The pattern among the allegations is pretty consistent.  The women say that while they were with Cosby, they drank something, and later found themselves in a compromised position, remembering nothing, but sometimes claiming they had the residue of sex on them, and Cosby standing there, cool and distant, a monster.

No one knows for sure at this point what may have happened.  In one of the most recent allegations, Cosby’s lawyer had records to prove he wasn’t where she said he was.  In cases in the denomination to which I have had access, I saw two where women became copy cats or clearly were not truthful when several claimed sexual misconduct of the same pastor.  So I am not intimidated by numbers bringing claims.  I have seen where some women have projected behaviors of men with whom they had affairs onto the pastor who had tried to help them.  I have seen some completely distort the facts to cover their own predatory action.  I have seen some retaliate like scorned lovers when their advances were appropriately rebuffed.  
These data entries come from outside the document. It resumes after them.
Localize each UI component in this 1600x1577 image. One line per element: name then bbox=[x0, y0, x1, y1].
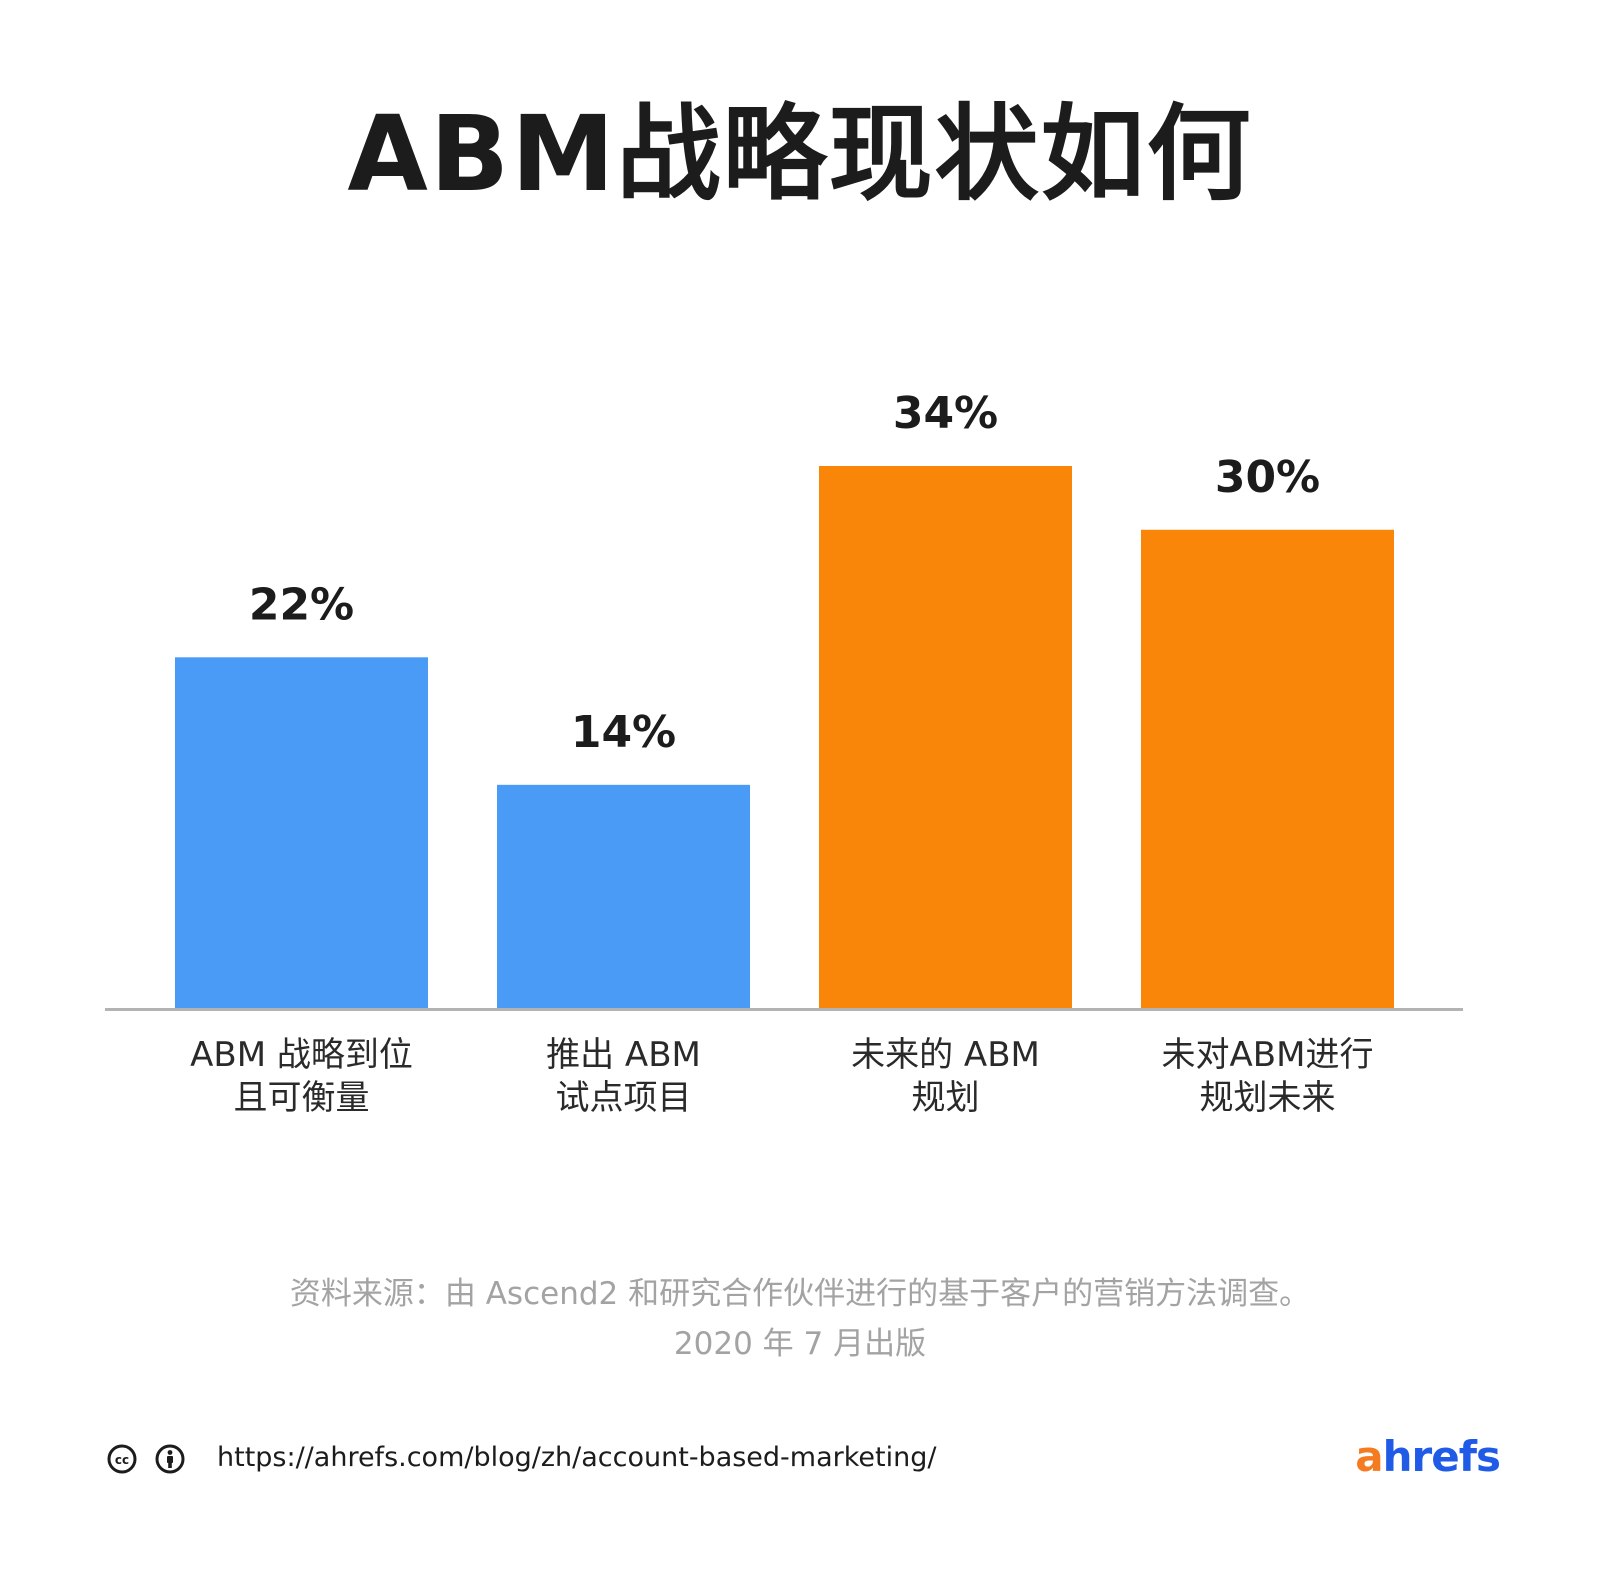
value-label-1: 22% bbox=[249, 579, 354, 630]
bar-4 bbox=[1141, 529, 1394, 1008]
chart-title: ABM战略现状如何 bbox=[347, 93, 1253, 215]
logo-letters-hrefs: hrefs bbox=[1382, 1432, 1501, 1481]
bar-3 bbox=[819, 466, 1072, 1008]
category-label-4-line-1: 未对ABM进行 bbox=[1162, 1035, 1374, 1075]
bar-2 bbox=[497, 784, 750, 1008]
value-label-3: 34% bbox=[893, 388, 998, 439]
attribution-icon bbox=[155, 1444, 185, 1474]
ahrefs-logo: ahrefs bbox=[1355, 1436, 1501, 1478]
category-label-2-line-1: 推出 ABM bbox=[546, 1035, 701, 1075]
bar-1 bbox=[175, 657, 428, 1008]
publication-date: 2020 年 7 月出版 bbox=[673, 1326, 927, 1362]
category-label-4-line-2: 规划未来 bbox=[1200, 1078, 1336, 1118]
svg-text:cc: cc bbox=[115, 1453, 129, 1467]
category-label-3-line-1: 未来的 ABM bbox=[851, 1035, 1040, 1075]
category-label-1-line-2: 且可衡量 bbox=[234, 1078, 370, 1118]
category-label-1-line-1: ABM 战略到位 bbox=[190, 1035, 413, 1075]
value-labels-group: 22% 14% 34% 30% bbox=[249, 388, 1320, 758]
source-text: 资料来源：由 Ascend2 和研究合作伙伴进行的基于客户的营销方法调查。 bbox=[289, 1276, 1311, 1312]
article-url[interactable]: https://ahrefs.com/blog/zh/account-based… bbox=[217, 1442, 937, 1473]
cc-icon: cc bbox=[107, 1444, 137, 1474]
footer: cc https://ahrefs.com/blog/zh/account-ba… bbox=[107, 1436, 1501, 1486]
category-label-2-line-2: 试点项目 bbox=[556, 1078, 692, 1118]
value-label-4: 30% bbox=[1215, 452, 1320, 503]
logo-letter-a: a bbox=[1355, 1432, 1383, 1481]
value-label-2: 14% bbox=[571, 707, 676, 758]
bars-group bbox=[175, 466, 1394, 1008]
category-label-3-line-2: 规划 bbox=[912, 1078, 980, 1118]
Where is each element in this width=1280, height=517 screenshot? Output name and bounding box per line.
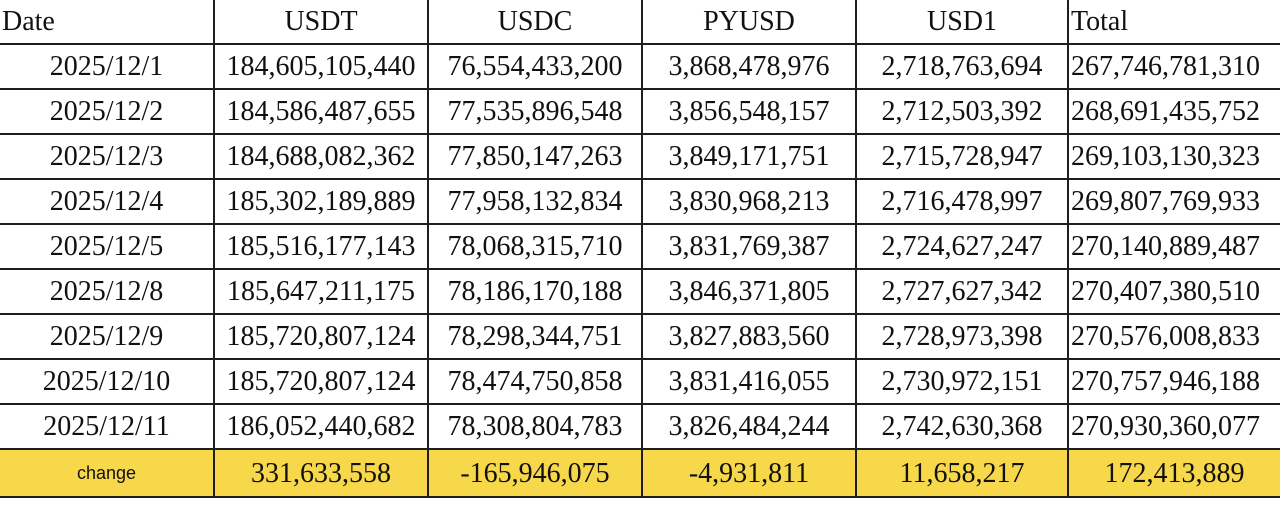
usdt-cell[interactable]: 185,720,807,124	[213, 313, 429, 360]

Does that mean I disbelieve every allegation of a woman against a man?  No!  But like the old Norwegian who has seen everything, I am more likely to say, “Oh?”  And then look at the facts.  Studying many cases in our denomination, I was surprised at how many facts there were surrounding the allegations. There were enough that I could show many of the complaints were fabrications.  If there are no facts beyond “he said/she said,” I look to see if it is plausible.  In Cosby’s case, the “MO” is not plausible for the reasons cited above.  The actors, men and women, in the TV Huxtable family who have been interviewed all found the accusations hard to believe.  While that may persuade me for now until new facts are unearthed, that does not prove innocence.  Neither does it prove guilt.  Especially when Cosby’s millions could be at stake.

Finally, all I can see to be said is that sometimes where there is smoke, there may never have been a fire.  We need more than smoke to presume that Cosby is guilty.  While it is possible, we do not have enough facts to say it is even likely.